4. Connect your blocks together
Oops, our blocks in the blockchain have no IDs and timestamps. So let’s add that information by changing main.go
file, add these two lines in for loop
:
fmt.Printf("Block ID : %d \n", i) fmt.Printf("Timestamp : %d \n", block.Timestamp+int64(i))
//Time to put everything together and test
package main
import (
"fmt" // just for printing something on the screen
)
func main() {
newblockchain := NewBlockchain() // Initialize the blockchain
// create 2 blocks and add 2 transactions
newblockchain.AddBlock("first transaction") // first block containing one tx
newblockchain.AddBlock("Second transaction") // second block containing one tx
// Now print all the blocks and their contents
for i, block := range newblockchain.Blocks { // iterate on each block
fmt.Printf("Block ID : %d \n", i) // print the block ID
fmt.Printf("Timestamp : %d \n", block.Timestamp+int64(i)) // print the timestamp of the block, to make them different, we just add a value i
fmt.Printf("Hash of the block : %x\n", block.MyBlockHash) // print the hash of the block
fmt.Printf("Hash of the previous Block : %x\n", block.PreviousBlockHash) // print the hash of the previous block
fmt.Printf("All the transactions : %s\n", block.AllData) // print the transactions
} // our blockchain will be printed
}
Let’s save the code and run it again, go build thereafter ./go
.
As you can see, the blockchain is well structured. Except for the genesis block, each block contains its hash and the hash of the previous block, making it immutable. If the data in the block changes, the hash will automatically change and the block will be discarded. The Genesis block has no previous hash because it is the first. There is no previous block.

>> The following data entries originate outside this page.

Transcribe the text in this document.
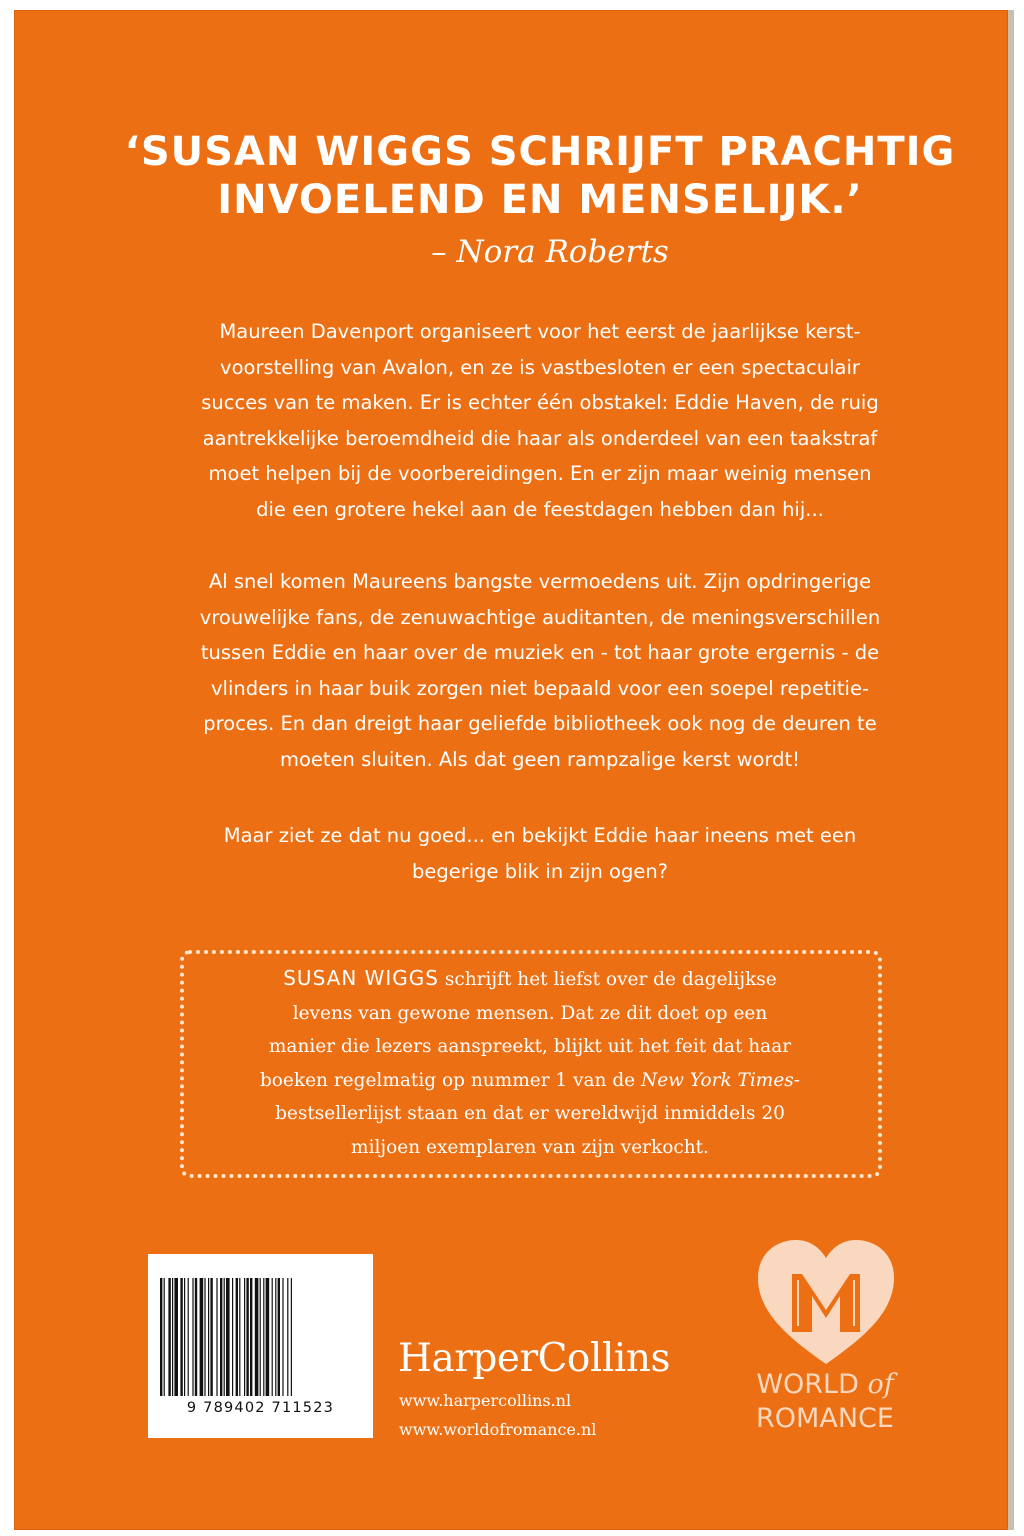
‘SUSAN WIGGS SCHRIJFT PRACHTIG
INVOELEND EN MENSELIJK.’
– Nora Roberts
Maureen Davenport organiseert voor het eerst de jaarlijkse kerst-
voorstelling van Avalon, en ze is vastbesloten er een spectaculair
succes van te maken. Er is echter één obstakel: Eddie Haven, de ruig
aantrekkelijke beroemdheid die haar als onderdeel van een taakstraf
moet helpen bij de voorbereidingen. En er zijn maar weinig mensen
die een grotere hekel aan de feestdagen hebben dan hij...
Al snel komen Maureens bangste vermoedens uit. Zijn opdringerige
vrouwelijke fans, de zenuwachtige auditanten, de meningsverschillen
tussen Eddie en haar over de muziek en - tot haar grote ergernis - de
vlinders in haar buik zorgen niet bepaald voor een soepel repetitie-
proces. En dan dreigt haar geliefde bibliotheek ook nog de deuren te
moeten sluiten. Als dat geen rampzalige kerst wordt!
Maar ziet ze dat nu goed... en bekijkt Eddie haar ineens met een
begerige blik in zijn ogen?
SUSAN WIGGS schrijft het liefst over de dagelijkse
levens van gewone mensen. Dat ze dit doet op een
manier die lezers aanspreekt, blijkt uit het feit dat haar
boeken regelmatig op nummer 1 van de New York Times-
bestsellerlijst staan en dat er wereldwijd inmiddels 20
miljoen exemplaren van zijn verkocht.
9 789402 711523
HarperCollins
www.harpercollins.nl
www.worldofromance.nl
WORLD of
ROMANCE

And that’s it. Congratulations, you’ve just created your first baby blockchain in Go.
We will gradually meet the blockchain requirements. Blockchain is a masterpiece that must be constructed as it should be.
In blockchain, there are also two common roles. A blockchain engineer and a blockchain developer. A blockchain engineer is a professional who thoroughly understands the principles of blockchain, security, and software engineering to design, develop, maintain, test, and evaluate blockchain core engines and software. ONE blockchain developer is a professional who builds software on top of the blockchain called decentralized applications.
Most blockchain developers use open blockchain platforms and frameworks like Ethereum, hyperledger fabric, EOS, etc. Now that you have the basics, it’s up to you to decide which one you want to be.